Numerous studies have shown that developing neural systems display activity with no apparent sensory correlate—so-called “spontaneous activity”—and this activity can trigger developmental changes ranging from ion channel expression to network connectivity (Moody and Bosma, 2005). In the neonatal mouse, waves of spontaneous activity are initiated in a discrete pacemaker region in the ventrolateral cortex (Lischalk et al., 2009) and propagate across the cortex from E17–P2 (Corlew et al., 2004; McCabe et al., 2006). Our results show that neurons at these early stages do not adjust excitability to compensate for the variance of input amplitudes. It is possible that this lower propensity for spontaneous firing, combined with higher intrinsic excitability in response to large inputs, may contribute to the ability of immature neurons to respond to pacemaker input by participating in spontaneous waves of activity, while at the same time avoiding asynchronous firing between waves of activity (Lischalk et al., 2009; Conhaim et al., 2010, 2011).
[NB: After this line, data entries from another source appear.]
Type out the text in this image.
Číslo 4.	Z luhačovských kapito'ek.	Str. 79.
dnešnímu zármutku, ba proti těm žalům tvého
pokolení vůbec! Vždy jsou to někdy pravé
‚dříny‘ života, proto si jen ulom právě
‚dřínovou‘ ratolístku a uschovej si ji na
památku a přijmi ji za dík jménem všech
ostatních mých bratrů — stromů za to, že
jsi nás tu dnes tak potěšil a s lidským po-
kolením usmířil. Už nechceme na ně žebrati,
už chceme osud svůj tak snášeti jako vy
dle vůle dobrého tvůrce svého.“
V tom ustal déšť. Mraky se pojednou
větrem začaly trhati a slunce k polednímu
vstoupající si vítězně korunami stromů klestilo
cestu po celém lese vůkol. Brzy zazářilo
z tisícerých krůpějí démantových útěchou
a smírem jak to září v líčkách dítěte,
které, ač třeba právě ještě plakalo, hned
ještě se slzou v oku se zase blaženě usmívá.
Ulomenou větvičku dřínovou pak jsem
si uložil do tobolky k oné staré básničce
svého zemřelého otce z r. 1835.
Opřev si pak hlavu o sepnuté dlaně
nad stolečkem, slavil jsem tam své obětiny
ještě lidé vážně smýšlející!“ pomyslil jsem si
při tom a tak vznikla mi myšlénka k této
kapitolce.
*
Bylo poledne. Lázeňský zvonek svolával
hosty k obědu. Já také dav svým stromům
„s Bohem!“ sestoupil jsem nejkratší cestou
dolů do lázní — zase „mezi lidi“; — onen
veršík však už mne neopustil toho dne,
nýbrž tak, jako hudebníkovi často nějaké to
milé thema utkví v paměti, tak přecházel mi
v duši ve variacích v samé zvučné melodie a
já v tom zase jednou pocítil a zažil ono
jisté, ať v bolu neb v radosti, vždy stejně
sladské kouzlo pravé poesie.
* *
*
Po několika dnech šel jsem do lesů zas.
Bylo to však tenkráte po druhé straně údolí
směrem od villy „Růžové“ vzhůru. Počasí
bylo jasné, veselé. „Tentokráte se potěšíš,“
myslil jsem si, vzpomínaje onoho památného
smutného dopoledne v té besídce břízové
In contrast, mature neurons responded to a wider range of stimuli (Fig. 3B) and so may be less selective for widespread network activity. Thus, developmental changes in gain scaling may be part of a process that changes cortical neurons from participants in waves of spontaneous activity that are essential for cortical development into asynchronous and efficient information-processing computational units.

Computational characterizations of single neurons have demonstrated that sophisticated coding properties can arise from the combined diversity of morphology and ion channel properties. We found that in the developing cortex, single neurons exhibit gain scaling well before the cortical network reaches an adult state. Furthermore, the interaction of basic voltage-gated channels that gives rise to spikes provides an intrinsic mechanism for adaptive coding. Within a developmental context, the emergence of gain scaling may serve to reduce the early propensity of cortical neurons to entrain in large-scale spontaneous patterns of activity and thus terminate such activity on the appropriate developmental schedule. These results underscore the rich intrinsic computational repertoire of single neurons.